I do not understand why you keep revering to relative distances, especially since the distance force is being applied to the brick in you experiment is the same whether or not it is being pulled by the string or via the spring. Can you see from this force over distance plot that the force applied with the spring is different than it is with the spring although the distance those forces are applied is the same as the dropping distance of the lead mass in Lasse's experiment with a 2.4 N/m spring?
Remember time is running from right to left in this plot, so the break in the slope of spring force marks the point where the lead mass hit the ground and thus the acceleration on that end of the spring went to zero. The deflection of the spring was around .12 m when the lead mass hit the ground in that simulation, a distance that would be easy to see in a video.
Since the area under the green curve for the spring is larger than the red area for the string, the work energy applied to the brick will be larger with the spring and thus it will produce a larger launch velocity.
I think you need to focus on the relative launch velocities, not the relative distance the brick has traveled when the lead mass hits the ground. Why do you think the relative distance at the point the lead mass hits the ground is important?

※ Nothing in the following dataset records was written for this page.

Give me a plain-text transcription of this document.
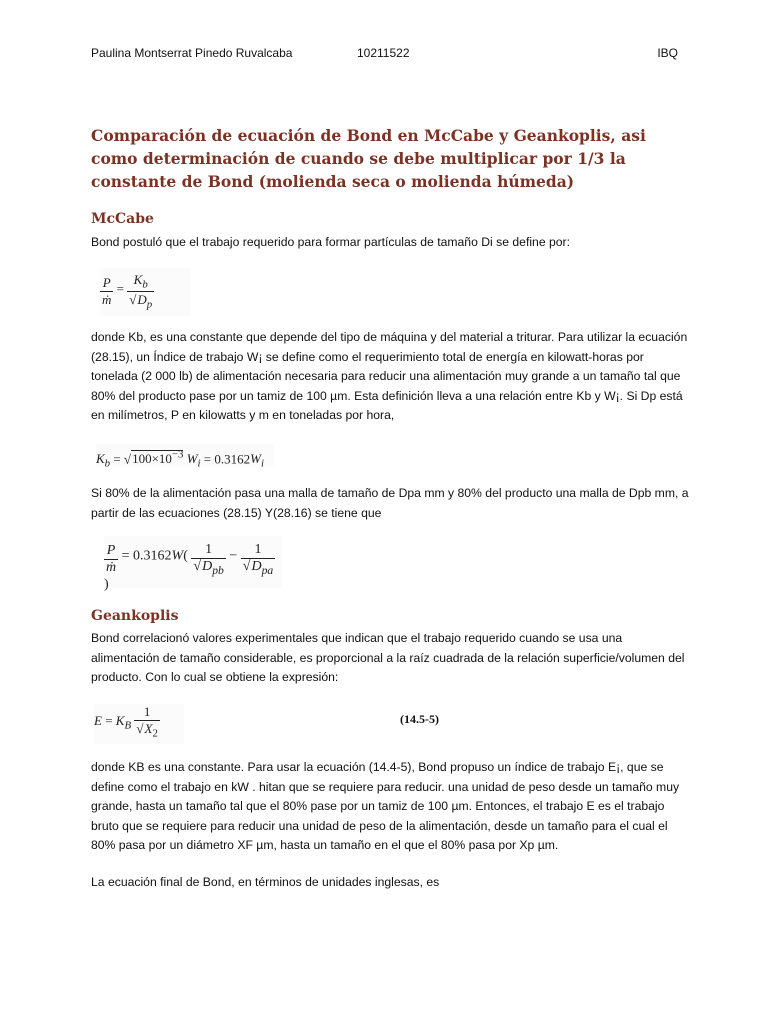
Paulina Montserrat Pinedo Ruvalcaba	10211522	IBQ
Comparación de ecuación de Bond en McCabe y Geankoplis, asi como determinación de cuando se debe multiplicar por 1/3 la constante de Bond (molienda seca o molienda húmeda)
McCabe

Bond postuló que el trabajo requerido para formar partículas de tamaño Di se define por:

$\frac{P}{\text{ṁ}} = \frac{K_b}{√D_p}$

donde Kb, es una constante que depende del tipo de máquina y del material a triturar. Para utilizar la ecuación (28.15), un Índice de trabajo W¡ se define como el requerimiento total de energía en kilowatt-horas por tonelada (2 000 lb) de alimentación necesaria para reducir una alimentación muy grande a un tamaño tal que 80% del producto pase por un tamiz de 100 µm. Esta definición lleva a una relación entre Kb y W¡. Si Dp está en milímetros, P en kilowatts y m en toneladas por hora,

$K_b = √100\times 10^{-3}$ $W_i = 0.3162W_i$

Si 80% de la alimentación pasa una malla de tamaño de Dpa mm y 80% del producto una malla de Dpb mm, a partir de las ecuaciones (28.15) Y(28.16) se tiene que

$\frac{P}{\text{ṁ}} = 0.3162W( \frac{1}{√D_{pb}} - \frac{1}{√D_{pa}}$
)
Geankoplis

Bond correlacionó valores experimentales que indican que el trabajo requerido cuando se usa una alimentación de tamaño considerable, es proporcional a la raíz cuadrada de la relación superficie/volumen del producto. Con lo cual se obtiene la expresión:

$E = K_B \frac{1}{√X_2}$	(14.5-5)

donde KB es una constante. Para usar la ecuación (14.4-5), Bond propuso un índice de trabajo E¡, que se define como el trabajo en kW . hitan que se requiere para reducir. una unidad de peso desde un tamaño muy grande, hasta un tamaño tal que el 80% pase por un tamiz de 100 µm. Entonces, el trabajo E es el trabajo bruto que se requiere para reducir una unidad de peso de la alimentación, desde un tamaño para el cual el 80% pasa por un diámetro XF µm, hasta un tamaño en el que el 80% pasa por Xp µm.

La ecuación final de Bond, en términos de unidades inglesas, es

Is it because that is something you can see in comparative videos?
What I would suggest is that you measure the velocity of the brick as it passes a point that is equal to the dropping distance of the lead mass from its zero velocity starting point. Tom's timing lights would be a neat way to do it, but you could also use Tracker to analyze a high speed video as Alejandro is very adept at using it for velocity analysis.
As Lasse did you could also measure where the brick hits the floor to get an ideal of which case had the higher velocity. In that case I would make the edge of the table close to that .56 m launch point so that friction losses would not have any time to reduce the launch velocity.
If the impact distance of the brick hitting the floor is what you are referring to, then that would required a bit more analysis in the model to calculate the impact distance expected for a fixed height and different horizontal launch velocities. From an experimental standpoint, the impact distance would make for a simple comparison of the relative launch velocities, so if that is what you are referring when you are talking about longer distances then you are making perfect sense.